Oil prices recovered some lost ground on Friday after sinking beneath US$55 a barrel for the first time since 2005, owing to mild winter weather in the US.
Bargain-hunting set in after bearish investors pushed New York's benchmark contract to US$54.90 in electronic deals -- the lowest level since June 14, 2005.
Light sweet crude for delivery in February recovered US$0.72 in New York to close at US$56.31 a barrel.
In London, Brent North Sea crude for February delivery gained US$0.53 to settle at US$55.64.
Brent earlier touched US$54.50, which was last seen on Nov. 30, 2005.
"The bears had won the week.

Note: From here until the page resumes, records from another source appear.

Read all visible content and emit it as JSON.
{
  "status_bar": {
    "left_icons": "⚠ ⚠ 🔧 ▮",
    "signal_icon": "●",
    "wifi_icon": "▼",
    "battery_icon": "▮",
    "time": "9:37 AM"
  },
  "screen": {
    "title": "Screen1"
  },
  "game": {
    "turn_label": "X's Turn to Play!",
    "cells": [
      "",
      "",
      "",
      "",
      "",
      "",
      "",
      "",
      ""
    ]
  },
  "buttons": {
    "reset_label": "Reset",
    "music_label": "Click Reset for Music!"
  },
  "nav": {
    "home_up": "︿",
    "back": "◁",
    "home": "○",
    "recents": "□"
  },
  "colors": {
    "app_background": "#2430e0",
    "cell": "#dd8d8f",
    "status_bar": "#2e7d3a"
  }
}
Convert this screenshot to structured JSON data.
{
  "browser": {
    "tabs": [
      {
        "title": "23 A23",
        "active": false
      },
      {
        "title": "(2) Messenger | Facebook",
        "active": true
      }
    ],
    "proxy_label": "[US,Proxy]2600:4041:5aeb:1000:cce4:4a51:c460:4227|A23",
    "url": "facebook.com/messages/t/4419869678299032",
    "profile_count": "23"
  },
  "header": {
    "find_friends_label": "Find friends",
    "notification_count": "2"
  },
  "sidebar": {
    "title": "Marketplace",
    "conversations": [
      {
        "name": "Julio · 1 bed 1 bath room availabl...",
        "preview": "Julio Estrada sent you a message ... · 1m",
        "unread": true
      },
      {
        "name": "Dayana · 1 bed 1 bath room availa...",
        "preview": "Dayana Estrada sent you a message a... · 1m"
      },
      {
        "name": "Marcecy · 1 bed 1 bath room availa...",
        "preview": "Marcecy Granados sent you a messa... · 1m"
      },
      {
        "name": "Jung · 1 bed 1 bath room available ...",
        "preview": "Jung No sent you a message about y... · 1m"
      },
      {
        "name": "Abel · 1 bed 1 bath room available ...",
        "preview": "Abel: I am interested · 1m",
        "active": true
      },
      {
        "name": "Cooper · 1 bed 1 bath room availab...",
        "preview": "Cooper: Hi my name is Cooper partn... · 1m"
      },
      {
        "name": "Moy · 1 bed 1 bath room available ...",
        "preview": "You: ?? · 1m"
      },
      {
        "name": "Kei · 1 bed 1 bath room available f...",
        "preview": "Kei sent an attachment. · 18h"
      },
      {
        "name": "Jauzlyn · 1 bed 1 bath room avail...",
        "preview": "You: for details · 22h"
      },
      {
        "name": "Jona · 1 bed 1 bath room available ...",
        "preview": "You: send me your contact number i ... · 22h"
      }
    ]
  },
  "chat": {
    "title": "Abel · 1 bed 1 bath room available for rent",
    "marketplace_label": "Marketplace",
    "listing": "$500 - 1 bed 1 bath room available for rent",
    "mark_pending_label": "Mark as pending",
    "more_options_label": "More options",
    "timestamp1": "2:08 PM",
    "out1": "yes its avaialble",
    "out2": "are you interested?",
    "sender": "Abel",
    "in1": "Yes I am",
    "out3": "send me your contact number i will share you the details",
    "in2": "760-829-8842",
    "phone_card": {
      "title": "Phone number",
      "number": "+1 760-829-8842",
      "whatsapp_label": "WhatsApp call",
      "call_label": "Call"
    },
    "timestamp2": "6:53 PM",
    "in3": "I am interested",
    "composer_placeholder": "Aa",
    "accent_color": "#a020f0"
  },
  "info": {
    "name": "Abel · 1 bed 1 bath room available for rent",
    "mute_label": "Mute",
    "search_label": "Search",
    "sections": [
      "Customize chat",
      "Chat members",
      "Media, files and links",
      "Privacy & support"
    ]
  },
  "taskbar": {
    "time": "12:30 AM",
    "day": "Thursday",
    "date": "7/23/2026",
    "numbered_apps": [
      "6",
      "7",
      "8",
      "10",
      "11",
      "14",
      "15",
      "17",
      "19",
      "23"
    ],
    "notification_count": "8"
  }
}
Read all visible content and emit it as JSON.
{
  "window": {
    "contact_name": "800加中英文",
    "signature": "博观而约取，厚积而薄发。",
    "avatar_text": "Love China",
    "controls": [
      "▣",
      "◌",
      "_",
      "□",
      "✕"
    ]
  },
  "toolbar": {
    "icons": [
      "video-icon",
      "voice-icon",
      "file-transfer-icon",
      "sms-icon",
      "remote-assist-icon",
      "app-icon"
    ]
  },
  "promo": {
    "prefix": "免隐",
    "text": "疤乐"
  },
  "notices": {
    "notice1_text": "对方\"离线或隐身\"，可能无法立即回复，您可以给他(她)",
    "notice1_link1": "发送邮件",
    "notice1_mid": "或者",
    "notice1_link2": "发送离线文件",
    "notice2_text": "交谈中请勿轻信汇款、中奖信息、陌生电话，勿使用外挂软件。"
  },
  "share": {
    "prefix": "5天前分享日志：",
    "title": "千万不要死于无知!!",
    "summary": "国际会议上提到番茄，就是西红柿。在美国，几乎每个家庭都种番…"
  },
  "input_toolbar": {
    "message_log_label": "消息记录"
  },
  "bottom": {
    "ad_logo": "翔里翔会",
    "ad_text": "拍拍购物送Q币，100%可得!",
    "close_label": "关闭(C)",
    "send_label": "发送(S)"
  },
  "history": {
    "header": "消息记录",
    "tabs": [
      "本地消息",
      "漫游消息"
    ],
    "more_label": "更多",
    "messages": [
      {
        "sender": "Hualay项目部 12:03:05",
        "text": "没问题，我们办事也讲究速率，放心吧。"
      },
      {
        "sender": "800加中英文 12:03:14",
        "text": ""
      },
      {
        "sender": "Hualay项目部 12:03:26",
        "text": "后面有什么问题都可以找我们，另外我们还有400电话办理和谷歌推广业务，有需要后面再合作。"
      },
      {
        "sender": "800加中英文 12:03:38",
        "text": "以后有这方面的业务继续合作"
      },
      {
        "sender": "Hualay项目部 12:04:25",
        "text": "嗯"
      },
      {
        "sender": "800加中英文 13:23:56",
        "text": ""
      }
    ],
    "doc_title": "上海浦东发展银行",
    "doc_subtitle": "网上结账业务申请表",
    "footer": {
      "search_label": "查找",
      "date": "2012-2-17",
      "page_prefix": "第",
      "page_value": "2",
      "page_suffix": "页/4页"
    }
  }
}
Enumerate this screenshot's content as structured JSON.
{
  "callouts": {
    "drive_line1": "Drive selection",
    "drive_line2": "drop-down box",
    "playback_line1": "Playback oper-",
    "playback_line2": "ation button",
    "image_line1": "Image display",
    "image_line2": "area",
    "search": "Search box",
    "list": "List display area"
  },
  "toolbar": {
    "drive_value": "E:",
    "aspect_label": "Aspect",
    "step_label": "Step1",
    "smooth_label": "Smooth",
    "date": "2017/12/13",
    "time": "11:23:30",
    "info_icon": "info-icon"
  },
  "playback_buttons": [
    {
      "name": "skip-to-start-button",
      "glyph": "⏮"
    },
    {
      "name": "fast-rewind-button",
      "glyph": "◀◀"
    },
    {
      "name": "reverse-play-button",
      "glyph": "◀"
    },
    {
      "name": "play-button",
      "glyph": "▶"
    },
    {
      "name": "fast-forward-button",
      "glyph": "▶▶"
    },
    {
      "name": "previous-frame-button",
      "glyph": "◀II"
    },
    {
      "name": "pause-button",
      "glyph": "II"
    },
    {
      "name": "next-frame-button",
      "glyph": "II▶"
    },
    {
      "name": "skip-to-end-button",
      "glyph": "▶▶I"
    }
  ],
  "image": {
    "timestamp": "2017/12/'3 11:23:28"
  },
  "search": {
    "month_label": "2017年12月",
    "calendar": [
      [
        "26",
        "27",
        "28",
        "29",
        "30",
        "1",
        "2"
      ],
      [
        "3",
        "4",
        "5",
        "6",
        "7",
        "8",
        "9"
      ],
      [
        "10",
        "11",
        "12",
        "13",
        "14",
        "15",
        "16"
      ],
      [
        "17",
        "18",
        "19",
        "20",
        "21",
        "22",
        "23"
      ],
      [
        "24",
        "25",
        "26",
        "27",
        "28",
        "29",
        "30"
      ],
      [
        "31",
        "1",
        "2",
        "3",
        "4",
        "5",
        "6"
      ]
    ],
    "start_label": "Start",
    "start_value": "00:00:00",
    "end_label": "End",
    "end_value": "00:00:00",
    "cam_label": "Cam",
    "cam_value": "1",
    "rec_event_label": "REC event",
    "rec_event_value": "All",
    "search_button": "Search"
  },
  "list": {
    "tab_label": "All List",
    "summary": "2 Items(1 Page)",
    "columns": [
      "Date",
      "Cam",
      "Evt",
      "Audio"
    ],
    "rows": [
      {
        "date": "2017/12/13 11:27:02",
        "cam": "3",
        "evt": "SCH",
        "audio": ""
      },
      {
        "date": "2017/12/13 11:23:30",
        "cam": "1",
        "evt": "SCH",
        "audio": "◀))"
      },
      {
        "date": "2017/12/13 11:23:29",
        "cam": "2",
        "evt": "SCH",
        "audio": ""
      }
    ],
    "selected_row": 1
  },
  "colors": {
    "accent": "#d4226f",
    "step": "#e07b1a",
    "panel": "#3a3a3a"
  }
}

The market was oversold," Alaron Trading energy broker Phil Flynn said.
"There was a strong employment report, which might imply better demand in the US," he added.
US employers added a healthy 167,000 new jobs last month, the government said in a report on Friday that was much better than expected on Wall Street.
"And now we have some forecasters saying the weather might get a little colder, at least in the [US] midwest," Flynn said.
Unusually warm temperatures in the US have driven oil futures down about 9 percent since the start of the year.
"Expectations of a continuing mild US winter have sapped expected demand for heating fuel," Sucden analyst Michael Davies said earlier on Friday as prices were sliding.
Crude prices have tumbled since the start of the New Year as the unseasonably warm weather has curbed demand for heating oil in the northeast US, the world's most energy-hungry region.
The slump has extended from the end of last year despite efforts by OPEC to cut production to support prices.
The Department of Energy revealed on Thursday that US stockpiles of distillates, which include heating fuel, jumped by two million barrels to 135.6 million barrels in the week ending Dec. 29.
That reading was much more than the rise of 850,000 barrels predicted by analysts.
The Department of Energy added on Thursday that crude inventories dropped 1.3 million barrels to 319.7 million last week -- which was less than the anticipated 2-million-barrel decline.